New York sonrası Miami Heat'in başına geçti ki. Miami Heat, 1988'de kurulmuş yeni bir yapılanmaydı. Miami Heat, Pat Riley gelene kadar haritada bile yoktu. “Haritada yoktu” derken bu, sportif kültürde “hesaplarda yoktu” veya “hesaplarda yer almıyordu” anlamında da kullanılmaktadır. Yani bugün Miami Heat'in geldiği noktayı düşünürseniz Pat Riley'nin ne kadar büyük bir basketbol adamı olduğunu anlarsınız. Sırf Miami Heat eserine bakarak hatta.
Pat Riley'nin Miami Heat'i “iyi takım”dan “elit takım” seviyesine taşırken yaptığı en büyük hamle 2004 yazında Lakers'dan Shaquille O'Neal'ı getirmek oldu. Miami Heat bir anda ligin gözde, ilgi odağı takımı haline geldi. Dwyane Wade'i 2003 draftinde yakalayan Riley, Shaq ile birlikte 2006'da Miami Heat'e ilk şampiyonluğu getirdi.
Asıl bütün ezberleri bozacak hamleyi 2010 yazında yaptı. 2000'li yılların en önemli oyuncusu Kobe Bryant'tı. Bunu biliyoruz, evet. Ama LeBron James'in de 2010'lu yılların en önemli oyuncusu olacağı aşikardı keza bunun 2008 ve 2009 yıllarında işaretlerini apaçık alabiliyorduk. Miami Heat, Dwyane Wade'i elinde tutarak yanına LeBron James ve ligin diğer bir elit oyuncusu Chris Bosh'u getirerek adeta ortalığı ayağa kaldırdı. Üçünü de aynı pistte, 'hoşbulduk' partisinde bir arada görene kadar hiç kimse bunun gerçek olabileceğine inanamadı. Sonuç ise üst üste 4 NBA Finali ve 2 şampiyonluk.
Video odasındaki editörü alıp Miami Heat'in başına koç yapmak nedir? Evet, Erik Spoelstra'dan bahsediyoruz. Bunu Pat Riley'nin dışında kim yapabilir? Çünkü o basketbolun, NBA'in ruhunu biliyor. Basketbolu biliyor her şeyden önemlisi. Yeteneği ise 200 metreden fark edebilecek ve tanıyabilecek kapasitede biri.
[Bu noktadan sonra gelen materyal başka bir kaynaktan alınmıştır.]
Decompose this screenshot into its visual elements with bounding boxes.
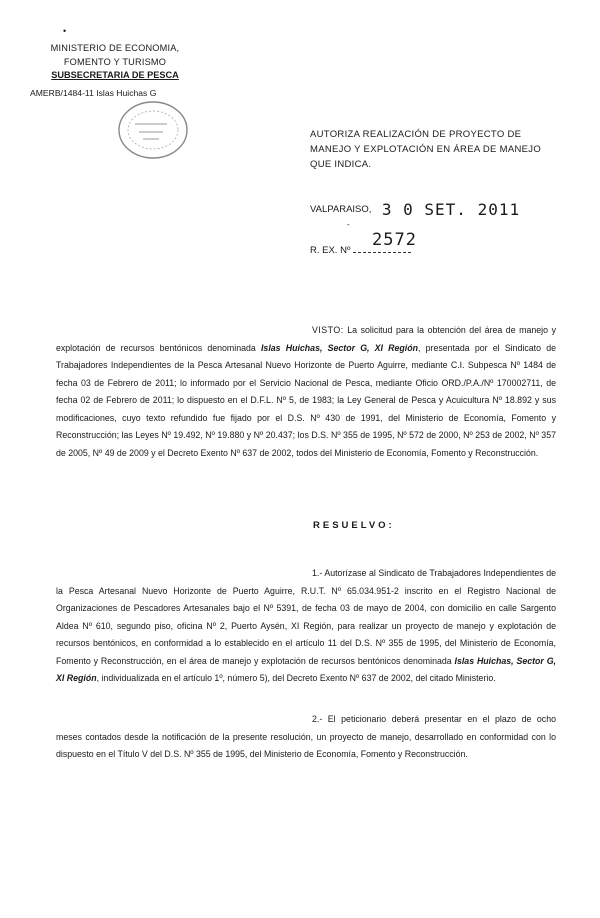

Kimileri şimdi “Phil Jackson diye biri var, ne anlatıyorsun?” diyebilir. Phil Jackson, NBA tarihinin en fazla şampiyonluk kazanan koçu olabilir. Ama Phil Jackson kariyeri boyunca sıfırdan bir camianın başına geçip kaderini değiştirmedi. Scottie Pippen ve Michael Jordan, Phil Jackson gelmeden önce Bulls takımındaydılar. Shaquille O'Neal ve Kobe Bryant ise Lakers'ta oynuyorlardı Phil Jackson gelmeden evvel. Lakers ise Phil Jackson gelmeden evvel de Lakers'dı. Ki Phil Jackson bunu denedi New York Knicks'in başkanı olarak. Başaramadı. Çok iyi bir koç olabilirsiniz. Phil Jackson bir koç olarak müthiş bir “winner” yani kazanandır. Ama bir şehrin kaderini değiştirmek, bir takımın, bir camianın kaderini değiştirmek 15 oyuncuyu şampiyonluğa taşımaya pek benzemiyor. Ki bunu Phil Jackson'ın New York Knicks'teki başkanlık döneminde gördük. Bunu anlatmamızın sebebi Pat Riley'nin her kademede ne kadar büyük işler başardığını iyi anlamak ve iyi anlatmak.
Pat Riley, NBA ruhunun beden bulmuş halidir. Kazanmak ise onun DNA'sında var, hatta ruhunda. NBA demek, NBA basketbolu demek kazanmak demektir. Gerisi ise sadece teferruattır. Bunu bize en iyi anlatan örnek ise Pat Riley'den başkası değildir.